When Aliza arrived, the gates parted with neither fanfare nor delay, as though the structure itself recognized her. The threshold was cold, unnervingly so, but not merely in temperature this was the chill of memory, of pain calcified into stone. The corridors beyond were lined with statues, some broken, some whole, all watching. None bore names.
Sabine did not meet her in the hall.
Instead, the familiar presence pulsed ahead low and thrumming in the Force like a second heartbeat. The same thrall who summoned her before appeared again at the far end of the corridor, silent, waiting. No words were needed. They turned, leading Aliza deeper into the stronghold through arched doorways, past sealed chambers and etched walls covered in runes not seen in Sith temples but in places older, more secret.
At last, the path ended in a chamber of black stone, lit not by flame, but by slivers of pale red light filtered through a circular skylight above. It shone down upon a dais at the chamber's heart.
And there stood Sabine.
She had discarded her hooded robes in favor of high-collared black silk, its fabric catching the faint crimson light like oil across still water. Her white hair was braided down her back in a long, severe twist, her eyes fixed on Aliza not with warmth—but with measure.
"Nathema greets you in silence," she said, her voice echoing with unnatural clarity against the stone.
She descended the dais step by step, slow and deliberate.
"You've come far, Aliza. But power without discipline is a candle in a storm." Her tone sharpened, not cruel, but heavy with expectation. "Here, there are no illusions. Only what remains after the Force itself has been bled dry."
She paused in front of the younger Sith, eyes narrowing ever so slightly.
"You wished to learn, so you will. In a place where the force will not hear you so easily. Here you will be reliant on your own power." Sabine stepped to one side making her way to a chamber off on one side. Sabine said nothing more as they approached the chamber, her footsteps barely audible on the polished floor.
The entrance was an arched threshold devoid of door or frame, shaped instead like a jagged tear in the stone. Beyond it, the chamber itself yawned open in stark, unnatural stillness.
It was circular and wide, sunken slightly into the earth. The floor was a mosaic of polished onyx and deep gray stone, etched with patterns that held no recognizable script—neither Sith nor Nightsister but something more primal, more ancient. The lines drew the eye in spirals and broken loops, as though the space resisted being understood.

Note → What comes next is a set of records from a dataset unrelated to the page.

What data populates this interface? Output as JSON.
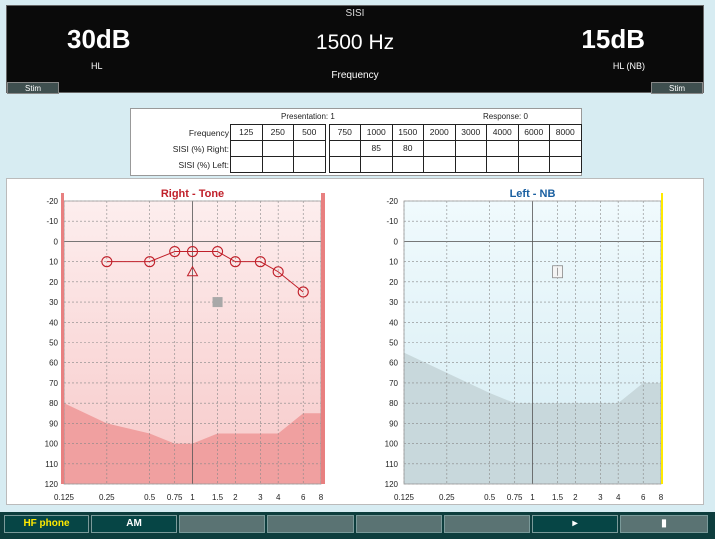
{
  "header": {
    "title": "SISI",
    "left_level": "30dB",
    "left_label": "HL",
    "center_freq": "1500 Hz",
    "center_label": "Frequency",
    "right_level": "15dB",
    "right_label": "HL (NB)",
    "stim_left": "Stim",
    "stim_right": "Stim"
  },
  "sisi_table": {
    "presentation": "Presentation: 1",
    "response": "Response: 0",
    "row_frequency": "Frequency",
    "row_right": "SISI (%) Right:",
    "row_left": "SISI (%) Left:",
    "frequencies": [
      "125",
      "250",
      "500",
      "750",
      "1000",
      "1500",
      "2000",
      "3000",
      "4000",
      "6000",
      "8000"
    ],
    "right_values": [
      "",
      "",
      "",
      "",
      "85",
      "80",
      "",
      "",
      "",
      "",
      ""
    ],
    "left_values": [
      "",
      "",
      "",
      "",
      "",
      "",
      "",
      "",
      "",
      "",
      ""
    ]
  },
  "chart_data": [
    {
      "type": "line",
      "title": "Right - Tone",
      "xlabel": "",
      "ylabel": "",
      "x_ticks": [
        "0.125",
        "0.25",
        "0.5",
        "0.75",
        "1",
        "1.5",
        "2",
        "3",
        "4",
        "6",
        "8"
      ],
      "y_ticks": [
        "-20",
        "-10",
        "0",
        "10",
        "20",
        "30",
        "40",
        "50",
        "60",
        "70",
        "80",
        "90",
        "100",
        "110",
        "120"
      ],
      "ylim": [
        -20,
        120
      ],
      "y_inverted": true,
      "accent": "#c0202a",
      "series": [
        {
          "marker": "circle",
          "x": [
            0.25,
            0.5,
            0.75,
            1,
            1.5,
            2,
            3,
            4,
            6
          ],
          "y": [
            10,
            10,
            5,
            5,
            5,
            10,
            10,
            15,
            25
          ]
        }
      ],
      "single_points": [
        {
          "marker": "triangle",
          "x": 1,
          "y": 15
        },
        {
          "marker": "square-gray",
          "x": 1.5,
          "y": 30
        }
      ],
      "shaded_area": {
        "x": [
          0.125,
          0.25,
          0.5,
          0.75,
          1,
          1.5,
          2,
          3,
          4,
          6,
          8
        ],
        "y": [
          80,
          90,
          95,
          100,
          100,
          95,
          95,
          95,
          95,
          85,
          85
        ]
      },
      "grid": true
    },
    {
      "type": "line",
      "title": "Left - NB",
      "xlabel": "",
      "ylabel": "",
      "x_ticks": [
        "0.125",
        "0.25",
        "0.5",
        "0.75",
        "1",
        "1.5",
        "2",
        "3",
        "4",
        "6",
        "8"
      ],
      "y_ticks": [
        "-20",
        "-10",
        "0",
        "10",
        "20",
        "30",
        "40",
        "50",
        "60",
        "70",
        "80",
        "90",
        "100",
        "110",
        "120"
      ],
      "ylim": [
        -20,
        120
      ],
      "y_inverted": true,
      "accent": "#1a5fa0",
      "series": [],
      "single_points": [
        {
          "marker": "square-outline",
          "x": 1.5,
          "y": 15
        }
      ],
      "shaded_area": {
        "x": [
          0.125,
          0.25,
          0.5,
          0.75,
          1,
          1.5,
          2,
          3,
          4,
          6,
          8
        ],
        "y": [
          55,
          65,
          75,
          80,
          80,
          80,
          80,
          80,
          80,
          70,
          70
        ]
      },
      "grid": true
    }
  ],
  "function_keys": [
    {
      "label": "HF phone",
      "style": "active-yellow"
    },
    {
      "label": "AM",
      "style": "active"
    },
    {
      "label": "",
      "style": ""
    },
    {
      "label": "",
      "style": ""
    },
    {
      "label": "",
      "style": ""
    },
    {
      "label": "",
      "style": ""
    },
    {
      "label": "▸",
      "style": "active"
    },
    {
      "label": "▮",
      "style": ""
    }
  ]
}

At its center sat a smooth, flat slab of dark stone, shaped like a low altar or seat, wide enough for meditation but far too cold for comfort. There were no cushions, no tapestries, nothing to soften or distract. The walls curved up into a dome overhead, lined with thin spines of bone-white metal that seemed to hum at the edge of hearing.
At the apex of the dome, a single shaft of blood-red light fell like a blade across the center of the floor, illuminating the altar in stark relief. There were no windows, no visible source—only the sensation that the light wanted to be there.
And in that room, the Force was distant. Not gone, but faint. Muffled. A whisper behind thick glass. Power could be reached—but only if one had the strength to reach past the silence.
Sabine stepped aside, gesturing toward the center. Her voice echoed low in the emptiness.
"Sit. Listen. Not to the Force—but to yourself. What you find there… will determine when you are ready."